Of course, it's not always as simple as that. If too many women draw on the account, each may not find the money she needs. And participants will not always agree on the rules for membership. Some of these accounts charge interest as a means of penalizing women who make repeated withdrawals, although this is not the norm. Others may place restrictions on the number of withdrawals allowed in any time period. Such formal rules are quite rare, but these days I've been finding an increasing number of sex workers seeking ways to respond to their vulnerable position. Ultimately, however, access to cash is a great benefit. Even in the high-end sector, women may not have bank accounts or credit histories—this makes access to loans (and credit cards) difficult. It takes only a few client cancellations to make next month's rent payment a source of concern. Knowing that cash is available is a source of comfort.
I've even seen a small number of women, flush with cash from sex work, use their resources to play the role of insurance broker. Unlike Marta and her friends, who must pool their money, a small percentage of women invest their own savings to insure the risk of other sex workers. Recall that sex workers face a number of risks, from men who do not pay for their services or who steal their money to the sudden loss of their entire client base. Savvy individuals will volunteer to assume such risks, in effect contracting with sex workers to insure them against misbehaving clients or unforeseen drops in business. Jean was so successful as a sex worker that she decided to use some of her income to insure 10 high-end sex workers against potential losses. Each woman gave Jean 5 percent of her earnings each month. In exchange, the women could take out $1,000 per month for five months a year if times were tough. I met most of the women in Jean's insurance pool. Each one volunteered a story of how the cash disbursements helped them avoid a personal crisis.
On first glance, a sex worker could probably do better by simply putting some money aside in a cookie jar. But sex workers are not the best savers (who is?). And a sudden loss of clients means no cash comes in the door. If they lack credit cards or have no room to borrow, a cash payment from Jean is invaluable.
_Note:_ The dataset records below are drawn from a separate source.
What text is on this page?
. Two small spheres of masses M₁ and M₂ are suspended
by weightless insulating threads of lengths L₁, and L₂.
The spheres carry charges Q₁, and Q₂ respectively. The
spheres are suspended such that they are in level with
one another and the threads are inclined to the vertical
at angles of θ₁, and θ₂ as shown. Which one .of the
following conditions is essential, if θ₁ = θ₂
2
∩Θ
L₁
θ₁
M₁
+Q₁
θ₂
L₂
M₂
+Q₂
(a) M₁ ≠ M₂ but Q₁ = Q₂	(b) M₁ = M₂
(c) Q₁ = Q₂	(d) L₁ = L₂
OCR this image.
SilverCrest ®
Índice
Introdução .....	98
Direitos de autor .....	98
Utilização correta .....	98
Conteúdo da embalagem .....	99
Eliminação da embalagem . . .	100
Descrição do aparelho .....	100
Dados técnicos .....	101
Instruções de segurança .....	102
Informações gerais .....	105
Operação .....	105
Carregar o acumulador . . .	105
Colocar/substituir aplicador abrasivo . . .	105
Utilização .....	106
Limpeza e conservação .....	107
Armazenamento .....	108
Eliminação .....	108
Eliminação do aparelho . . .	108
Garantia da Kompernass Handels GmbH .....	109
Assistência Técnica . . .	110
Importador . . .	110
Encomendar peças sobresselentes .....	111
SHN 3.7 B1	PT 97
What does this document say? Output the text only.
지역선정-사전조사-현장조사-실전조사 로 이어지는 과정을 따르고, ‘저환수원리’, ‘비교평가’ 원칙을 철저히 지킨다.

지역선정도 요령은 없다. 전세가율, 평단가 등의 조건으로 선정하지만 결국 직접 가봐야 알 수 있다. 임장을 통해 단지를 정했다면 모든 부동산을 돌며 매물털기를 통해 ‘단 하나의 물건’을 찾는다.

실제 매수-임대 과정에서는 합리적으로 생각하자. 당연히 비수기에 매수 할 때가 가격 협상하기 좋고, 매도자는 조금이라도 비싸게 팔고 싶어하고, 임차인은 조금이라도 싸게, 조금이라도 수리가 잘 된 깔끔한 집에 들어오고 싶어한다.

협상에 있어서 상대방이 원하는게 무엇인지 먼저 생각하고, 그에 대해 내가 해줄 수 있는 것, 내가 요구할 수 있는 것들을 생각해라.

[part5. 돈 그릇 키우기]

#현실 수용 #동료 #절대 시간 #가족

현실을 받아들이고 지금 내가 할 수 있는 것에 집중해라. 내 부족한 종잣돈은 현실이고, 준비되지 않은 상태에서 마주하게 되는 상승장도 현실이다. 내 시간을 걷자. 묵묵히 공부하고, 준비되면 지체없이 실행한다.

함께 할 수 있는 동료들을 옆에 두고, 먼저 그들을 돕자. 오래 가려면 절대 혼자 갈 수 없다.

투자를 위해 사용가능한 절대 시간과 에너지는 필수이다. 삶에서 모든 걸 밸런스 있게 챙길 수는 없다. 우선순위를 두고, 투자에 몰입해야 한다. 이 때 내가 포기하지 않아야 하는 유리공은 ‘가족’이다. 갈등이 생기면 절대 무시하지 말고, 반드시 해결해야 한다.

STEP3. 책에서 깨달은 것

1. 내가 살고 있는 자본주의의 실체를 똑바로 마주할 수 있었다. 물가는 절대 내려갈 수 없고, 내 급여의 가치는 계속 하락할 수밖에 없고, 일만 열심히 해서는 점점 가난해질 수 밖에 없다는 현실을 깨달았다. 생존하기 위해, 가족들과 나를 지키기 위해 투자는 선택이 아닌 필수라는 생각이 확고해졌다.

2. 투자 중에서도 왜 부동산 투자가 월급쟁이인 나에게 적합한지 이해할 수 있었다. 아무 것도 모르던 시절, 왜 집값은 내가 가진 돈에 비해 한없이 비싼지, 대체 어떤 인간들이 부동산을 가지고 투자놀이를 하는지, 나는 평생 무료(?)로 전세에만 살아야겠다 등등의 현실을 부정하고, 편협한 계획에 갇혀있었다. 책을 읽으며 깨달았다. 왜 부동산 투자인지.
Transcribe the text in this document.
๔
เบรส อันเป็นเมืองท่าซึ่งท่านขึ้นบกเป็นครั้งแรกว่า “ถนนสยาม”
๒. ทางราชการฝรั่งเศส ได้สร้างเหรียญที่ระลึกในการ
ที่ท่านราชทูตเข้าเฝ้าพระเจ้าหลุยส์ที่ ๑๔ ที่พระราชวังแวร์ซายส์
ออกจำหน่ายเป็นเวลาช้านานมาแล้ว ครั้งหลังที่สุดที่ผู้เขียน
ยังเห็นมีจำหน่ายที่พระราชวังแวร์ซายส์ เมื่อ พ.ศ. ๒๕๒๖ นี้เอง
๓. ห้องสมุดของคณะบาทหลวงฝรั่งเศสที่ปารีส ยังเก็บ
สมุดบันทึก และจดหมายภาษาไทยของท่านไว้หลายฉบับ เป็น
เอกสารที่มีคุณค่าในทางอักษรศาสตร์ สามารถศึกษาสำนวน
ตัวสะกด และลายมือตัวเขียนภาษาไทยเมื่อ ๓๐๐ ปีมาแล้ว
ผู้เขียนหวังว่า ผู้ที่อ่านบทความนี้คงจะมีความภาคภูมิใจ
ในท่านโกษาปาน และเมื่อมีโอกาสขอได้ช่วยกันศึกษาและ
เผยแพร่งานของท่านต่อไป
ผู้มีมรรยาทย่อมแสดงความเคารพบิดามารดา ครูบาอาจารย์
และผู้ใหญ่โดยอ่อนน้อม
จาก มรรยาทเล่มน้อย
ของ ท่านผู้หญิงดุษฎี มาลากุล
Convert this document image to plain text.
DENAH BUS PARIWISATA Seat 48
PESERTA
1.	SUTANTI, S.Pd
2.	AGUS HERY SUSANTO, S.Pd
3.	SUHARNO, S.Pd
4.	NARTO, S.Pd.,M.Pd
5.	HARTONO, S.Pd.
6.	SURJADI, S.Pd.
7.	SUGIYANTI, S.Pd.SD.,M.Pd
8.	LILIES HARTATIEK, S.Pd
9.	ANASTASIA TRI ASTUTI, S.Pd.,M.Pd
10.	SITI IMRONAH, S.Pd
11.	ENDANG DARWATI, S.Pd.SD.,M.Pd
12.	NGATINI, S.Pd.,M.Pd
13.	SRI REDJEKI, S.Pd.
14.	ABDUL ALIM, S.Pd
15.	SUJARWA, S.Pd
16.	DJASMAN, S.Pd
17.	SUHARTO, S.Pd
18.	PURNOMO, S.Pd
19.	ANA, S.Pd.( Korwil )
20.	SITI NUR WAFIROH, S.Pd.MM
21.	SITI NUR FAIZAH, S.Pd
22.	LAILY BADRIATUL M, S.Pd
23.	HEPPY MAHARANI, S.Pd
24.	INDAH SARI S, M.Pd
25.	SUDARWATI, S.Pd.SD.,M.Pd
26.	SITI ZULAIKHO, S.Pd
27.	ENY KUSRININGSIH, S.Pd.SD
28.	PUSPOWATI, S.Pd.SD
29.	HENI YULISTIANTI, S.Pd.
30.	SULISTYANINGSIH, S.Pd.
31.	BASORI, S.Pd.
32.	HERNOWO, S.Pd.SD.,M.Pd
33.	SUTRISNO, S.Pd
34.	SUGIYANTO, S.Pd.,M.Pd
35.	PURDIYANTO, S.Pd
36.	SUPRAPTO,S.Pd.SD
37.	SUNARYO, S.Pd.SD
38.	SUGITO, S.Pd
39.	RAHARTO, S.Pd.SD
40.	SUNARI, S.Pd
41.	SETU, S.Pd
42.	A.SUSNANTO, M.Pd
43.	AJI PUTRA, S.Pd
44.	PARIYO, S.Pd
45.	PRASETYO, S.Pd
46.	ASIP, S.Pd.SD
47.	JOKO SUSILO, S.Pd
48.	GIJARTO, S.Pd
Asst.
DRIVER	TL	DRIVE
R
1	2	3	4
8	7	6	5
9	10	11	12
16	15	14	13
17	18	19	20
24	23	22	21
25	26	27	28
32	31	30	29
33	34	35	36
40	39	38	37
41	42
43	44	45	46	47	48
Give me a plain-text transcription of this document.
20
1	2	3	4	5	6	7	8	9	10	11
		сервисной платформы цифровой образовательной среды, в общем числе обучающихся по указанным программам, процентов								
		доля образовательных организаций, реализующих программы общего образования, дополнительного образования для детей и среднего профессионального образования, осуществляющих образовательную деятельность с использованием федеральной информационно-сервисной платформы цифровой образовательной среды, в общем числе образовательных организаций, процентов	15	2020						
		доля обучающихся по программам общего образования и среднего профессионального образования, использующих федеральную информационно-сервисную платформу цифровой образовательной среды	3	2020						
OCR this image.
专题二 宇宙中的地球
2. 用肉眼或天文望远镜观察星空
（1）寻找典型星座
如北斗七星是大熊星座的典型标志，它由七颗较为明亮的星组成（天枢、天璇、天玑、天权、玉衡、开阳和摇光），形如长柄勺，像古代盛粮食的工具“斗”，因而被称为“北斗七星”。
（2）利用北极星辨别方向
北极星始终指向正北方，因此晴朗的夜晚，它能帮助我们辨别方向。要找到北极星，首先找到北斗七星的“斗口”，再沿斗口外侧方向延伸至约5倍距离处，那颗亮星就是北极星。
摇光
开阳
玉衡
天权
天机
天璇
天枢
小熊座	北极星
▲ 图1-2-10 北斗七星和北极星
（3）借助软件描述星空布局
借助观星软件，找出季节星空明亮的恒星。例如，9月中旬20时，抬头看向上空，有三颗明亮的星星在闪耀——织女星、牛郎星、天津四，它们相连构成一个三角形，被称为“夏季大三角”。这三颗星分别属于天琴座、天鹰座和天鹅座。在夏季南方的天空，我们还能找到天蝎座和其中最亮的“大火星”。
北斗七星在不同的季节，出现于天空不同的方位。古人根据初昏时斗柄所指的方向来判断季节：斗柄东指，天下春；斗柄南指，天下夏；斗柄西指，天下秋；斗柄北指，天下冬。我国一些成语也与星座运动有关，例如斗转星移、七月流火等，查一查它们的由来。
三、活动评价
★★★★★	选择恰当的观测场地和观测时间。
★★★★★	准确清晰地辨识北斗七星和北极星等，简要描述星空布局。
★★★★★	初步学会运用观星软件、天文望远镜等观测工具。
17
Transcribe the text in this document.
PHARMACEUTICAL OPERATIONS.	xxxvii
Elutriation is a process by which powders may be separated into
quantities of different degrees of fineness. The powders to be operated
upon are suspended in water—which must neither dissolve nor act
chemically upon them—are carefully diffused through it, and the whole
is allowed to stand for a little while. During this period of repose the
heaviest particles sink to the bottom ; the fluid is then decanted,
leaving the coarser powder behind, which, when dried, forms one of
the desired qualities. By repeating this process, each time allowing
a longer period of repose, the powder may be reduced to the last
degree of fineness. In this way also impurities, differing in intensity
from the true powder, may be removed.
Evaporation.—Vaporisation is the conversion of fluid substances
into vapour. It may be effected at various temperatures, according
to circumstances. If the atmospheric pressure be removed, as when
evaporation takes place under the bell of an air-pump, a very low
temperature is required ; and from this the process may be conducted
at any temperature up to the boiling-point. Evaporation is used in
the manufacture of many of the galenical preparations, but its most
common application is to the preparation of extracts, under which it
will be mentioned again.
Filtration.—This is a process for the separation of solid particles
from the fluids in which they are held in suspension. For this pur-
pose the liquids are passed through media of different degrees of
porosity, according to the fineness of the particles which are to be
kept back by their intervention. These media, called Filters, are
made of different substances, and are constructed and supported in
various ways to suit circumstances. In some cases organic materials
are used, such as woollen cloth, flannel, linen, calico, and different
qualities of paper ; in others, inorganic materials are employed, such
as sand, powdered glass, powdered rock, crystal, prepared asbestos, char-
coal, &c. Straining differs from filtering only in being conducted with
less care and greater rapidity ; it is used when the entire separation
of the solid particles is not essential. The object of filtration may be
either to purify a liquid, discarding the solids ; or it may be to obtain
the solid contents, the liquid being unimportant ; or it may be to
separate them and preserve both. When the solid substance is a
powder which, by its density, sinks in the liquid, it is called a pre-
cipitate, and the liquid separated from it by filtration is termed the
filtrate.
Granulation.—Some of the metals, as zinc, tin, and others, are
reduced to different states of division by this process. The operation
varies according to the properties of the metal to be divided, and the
Escort-service managers, strip-club owners, pimps, and other entrepreneurially minded people often approach sex workers with similar proposals to assume some of the risks of the trade. The majority of sex workers I have studied admit feeling trapped when these offers come along: They can try to make it on their own or pay someone to provide some protection. Of course, not all insurers pay up—and the government is not around the corner to bail anyone out.
The trick to surviving lean times, says Caroline, is to be patient and do everything it takes to keep your clients. "They are going to come back. I mean, c'mon, it's Wall Street! These guys are never out of the game for that long. That's what's so great about what I do. If you can keep your cool, it's pretty rare that you lose money. Just make sure you keep the man happy."